UD: Não é um assunto das mulheres, mas de género. Quando os pais morrem, deixando filhos pequenos, alguma mulher aparece e cuida deles. Assim são as coisas: as mulheres cuidam dos filhos de familiares que morreram.
Também é uma questão de género, porque, se as mulheres não têm poder económico, é mais provável que participem em condutas de risco e, portanto, contraiam o vírus HIV, causador da SIDA.
Também é um assunto de género porque quando a pessoa morre jovem, deixando filhos, há todo o tipo de questões relativas à herança e todo o tipo de leis que entram em jogo para definir quem tem direito a herdar e o que herdar.

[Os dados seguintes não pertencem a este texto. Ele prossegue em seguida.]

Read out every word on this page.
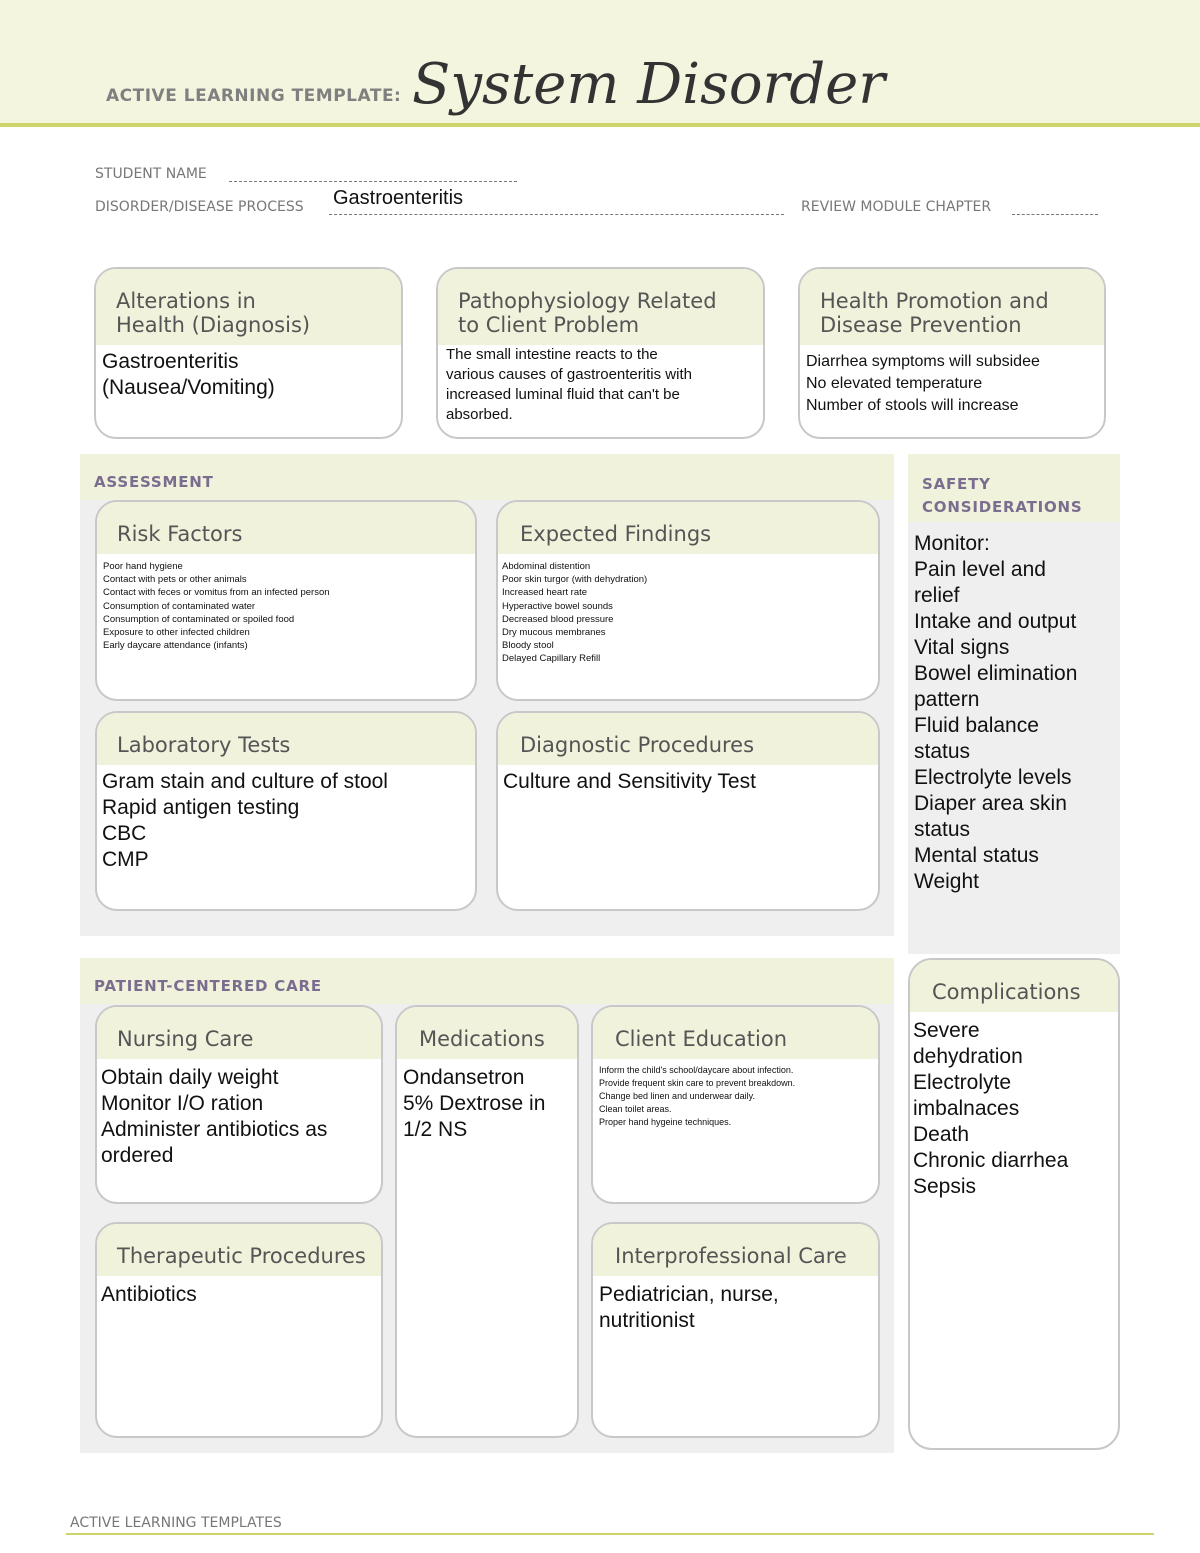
ACTIVE LEARNING TEMPLATE: System Disorder
STUDENT NAME
DISORDER/DISEASE PROCESS Gastroenteritis	REVIEW MODULE CHAPTER
Alterations in
Health (Diagnosis)
Gastroenteritis
(Nausea/Vomiting)
Pathophysiology Related
to Client Problem
The small intestine reacts to the
various causes of gastroenteritis with
increased luminal fluid that can't be
absorbed.
Health Promotion and
Disease Prevention
Diarrhea symptoms will subsidee
No elevated temperature
Number of stools will increase
ASSESSMENT
Risk Factors
Poor hand hygiene
Contact with pets or other animals
Contact with feces or vomitus from an infected person
Consumption of contaminated water
Consumption of contaminated or spoiled food
Exposure to other infected children
Early daycare attendance (infants)
Expected Findings
Abdominal distention
Poor skin turgor (with dehydration)
Increased heart rate
Hyperactive bowel sounds
Decreased blood pressure
Dry mucous membranes
Bloody stool
Delayed Capillary Refill
Laboratory Tests
Gram stain and culture of stool
Rapid antigen testing
CBC
CMP
Diagnostic Procedures
Culture and Sensitivity Test
SAFETY
CONSIDERATIONS
Monitor:
Pain level and
relief
Intake and output
Vital signs
Bowel elimination
pattern
Fluid balance
status
Electrolyte levels
Diaper area skin
status
Mental status
Weight
Complications
Severe
dehydration
Electrolyte
imbalnaces
Death
Chronic diarrhea
Sepsis
PATIENT-CENTERED CARE
Nursing Care
Obtain daily weight
Monitor I/O ration
Administer antibiotics as
ordered
Medications
Ondansetron
5% Dextrose in
1/2 NS
Client Education
Inform the child's school/daycare about infection.
Provide frequent skin care to prevent breakdown.
Change bed linen and underwear daily.
Clean toilet areas.
Proper hand hygeine techniques.
Therapeutic Procedures
Antibiotics
Interprofessional Care
Pediatrician, nurse,
nutritionist
ACTIVE LEARNING TEMPLATES
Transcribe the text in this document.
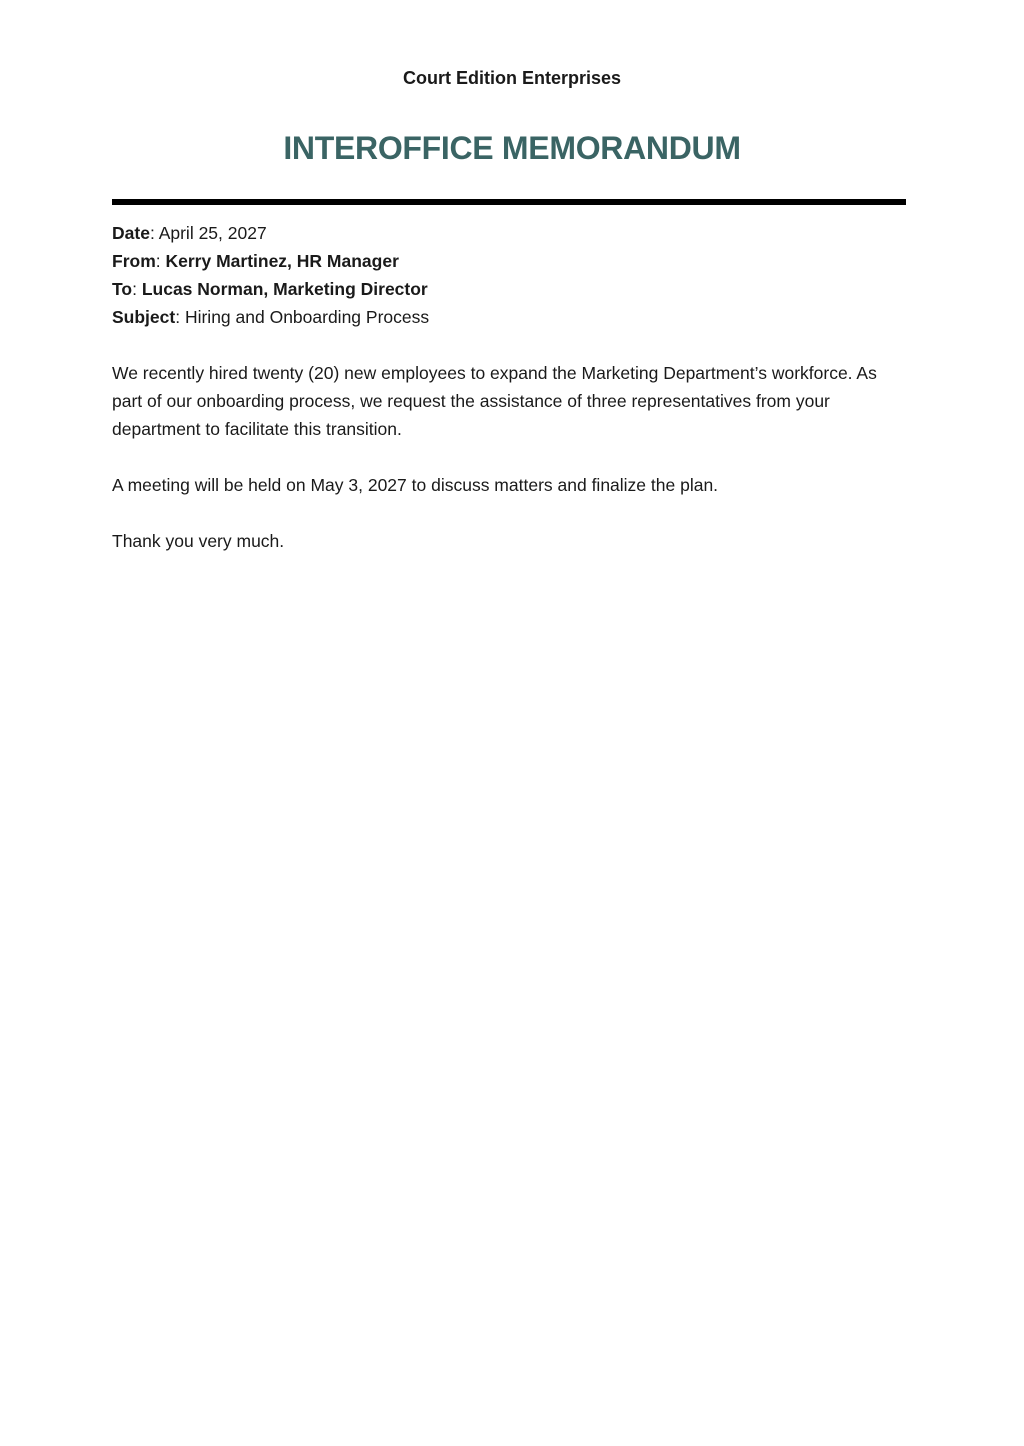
Court Edition Enterprises
INTEROFFICE MEMORANDUM
Date: April 25, 2027
From: Kerry Martinez, HR Manager
To: Lucas Norman, Marketing Director
Subject: Hiring and Onboarding Process

We recently hired twenty (20) new employees to expand the Marketing Department’s workforce. As part of our onboarding process, we request the assistance of three representatives from your department to facilitate this transition.

A meeting will be held on May 3, 2027 to discuss matters and finalize the plan.

Thank you very much.
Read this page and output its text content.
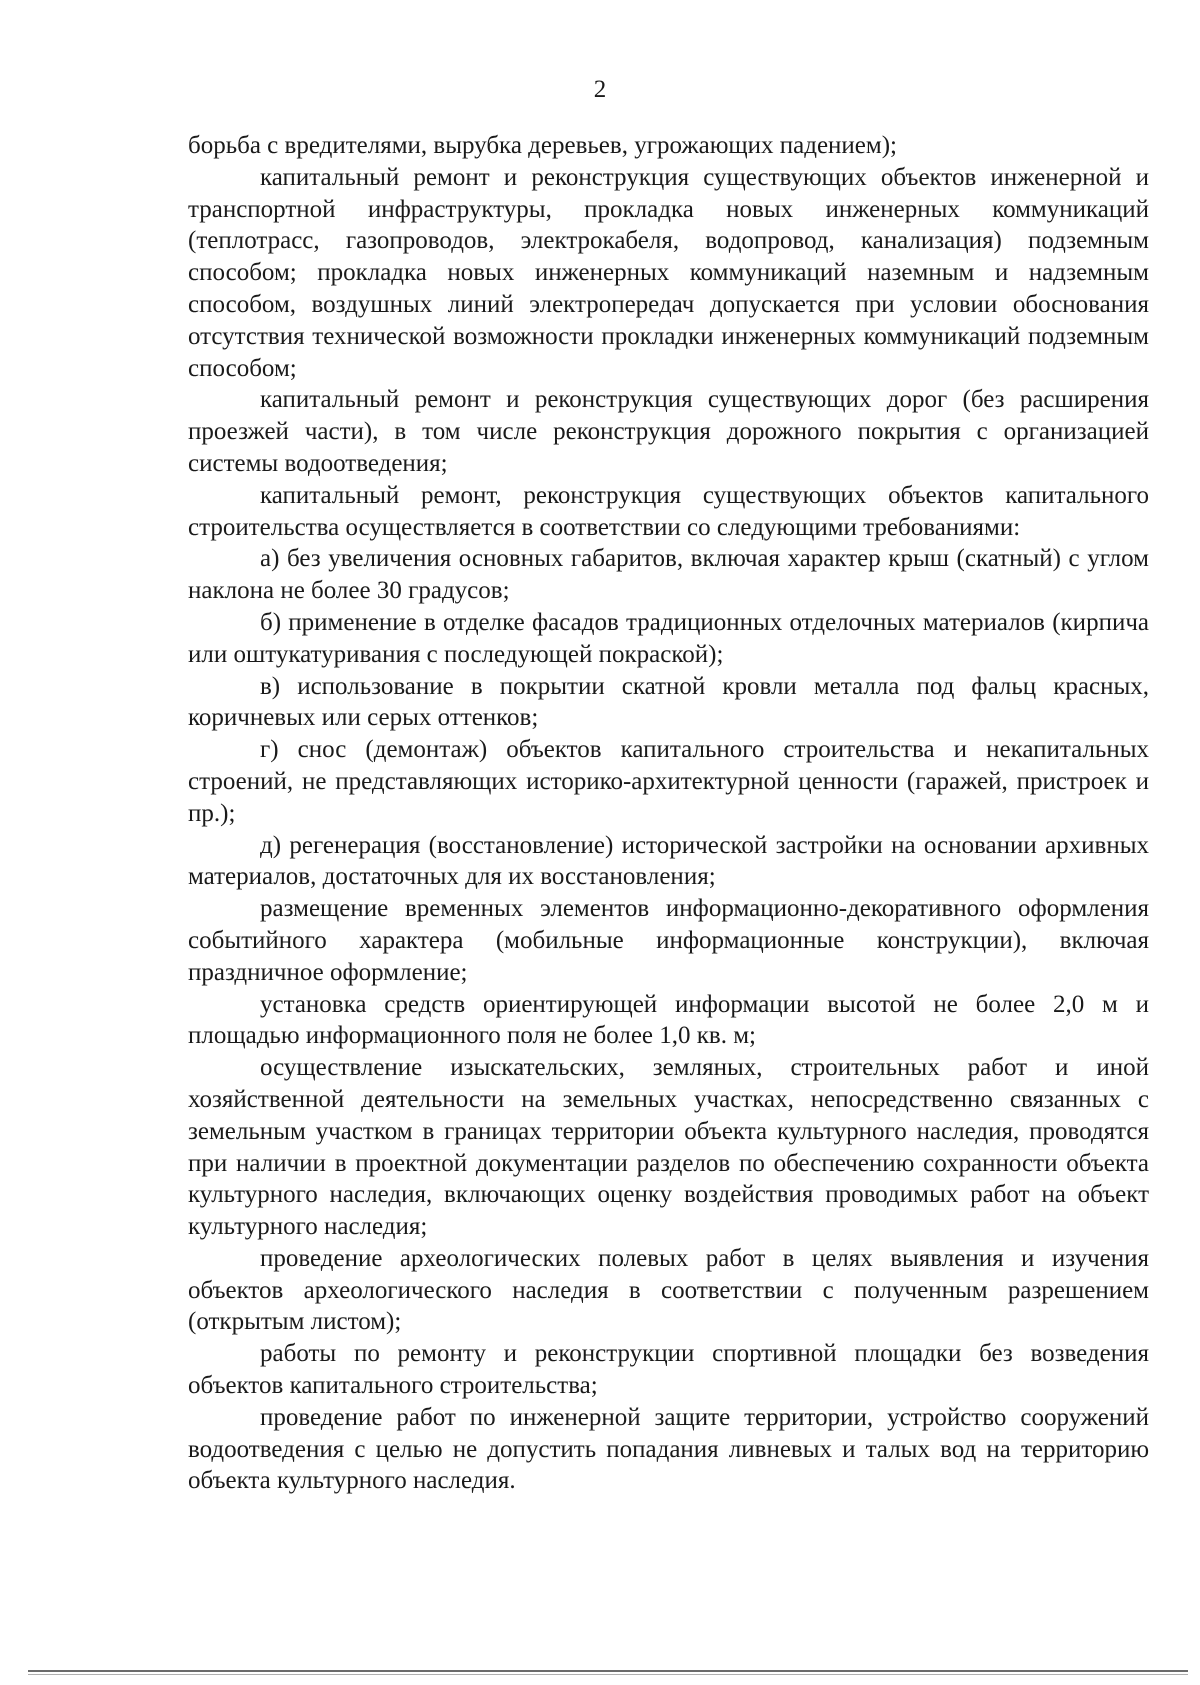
2

борьба с вредителями, вырубка деревьев, угрожающих падением);

капитальный ремонт и реконструкция существующих объектов инженерной и транспортной инфраструктуры, прокладка новых инженерных коммуникаций (теплотрасс, газопроводов, электрокабеля, водопровод, канализация) подземным способом; прокладка новых инженерных коммуникаций наземным и надземным способом, воздушных линий электропередач допускается при условии обоснования отсутствия технической возможности прокладки инженерных коммуникаций подземным способом;

капитальный ремонт и реконструкция существующих дорог (без расширения проезжей части), в том числе реконструкция дорожного покрытия с организацией системы водоотведения;

капитальный ремонт, реконструкция существующих объектов капитального строительства осуществляется в соответствии со следующими требованиями:

а) без увеличения основных габаритов, включая характер крыш (скатный) с углом наклона не более 30 градусов;

б) применение в отделке фасадов традиционных отделочных материалов (кирпича или оштукатуривания с последующей покраской);

в) использование в покрытии скатной кровли металла под фальц красных, коричневых или серых оттенков;

г) снос (демонтаж) объектов капитального строительства и некапитальных строений, не представляющих историко-архитектурной ценности (гаражей, пристроек и пр.);

д) регенерация (восстановление) исторической застройки на основании архивных материалов, достаточных для их восстановления;

размещение временных элементов информационно-декоративного оформления событийного характера (мобильные информационные конструкции), включая праздничное оформление;

установка средств ориентирующей информации высотой не более 2,0 м и площадью информационного поля не более 1,0 кв. м;

осуществление изыскательских, земляных, строительных работ и иной хозяйственной деятельности на земельных участках, непосредственно связанных с земельным участком в границах территории объекта культурного наследия, проводятся при наличии в проектной документации разделов по обеспечению сохранности объекта культурного наследия, включающих оценку воздействия проводимых работ на объект культурного наследия;

проведение археологических полевых работ в целях выявления и изучения объектов археологического наследия в соответствии с полученным разрешением (открытым листом);

работы по ремонту и реконструкции спортивной площадки без возведения объектов капитального строительства;

проведение работ по инженерной защите территории, устройство сооружений водоотведения с целью не допустить попадания ливневых и талых вод на территорию объекта культурного наследия.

Em quase todo o mundo, e também em Botsuana, as cuidadoras profissionais (enfermeiras, trabalhadoras sociais) são mulheres. Assim, se estas profissionais em particular se vêem sobrecarregadas pelo HIV/SIDA, isto torna-se um assunto de género.
Se uma mulher tem mais poder, se ganha o suficiente para viver bem, se tem capacidade para tomar decisões sobre a sua própria vida, é menos provável que se case somente por dinheiro, que participe nessas actividades de risco ou que seja abandonada pelo marido e tenha de cuidar sozinha dos filhos.
A educação dá mais poder às mulheres: com ela são mais capazes de negociar uma relação, de terminar relações más e de não transigir.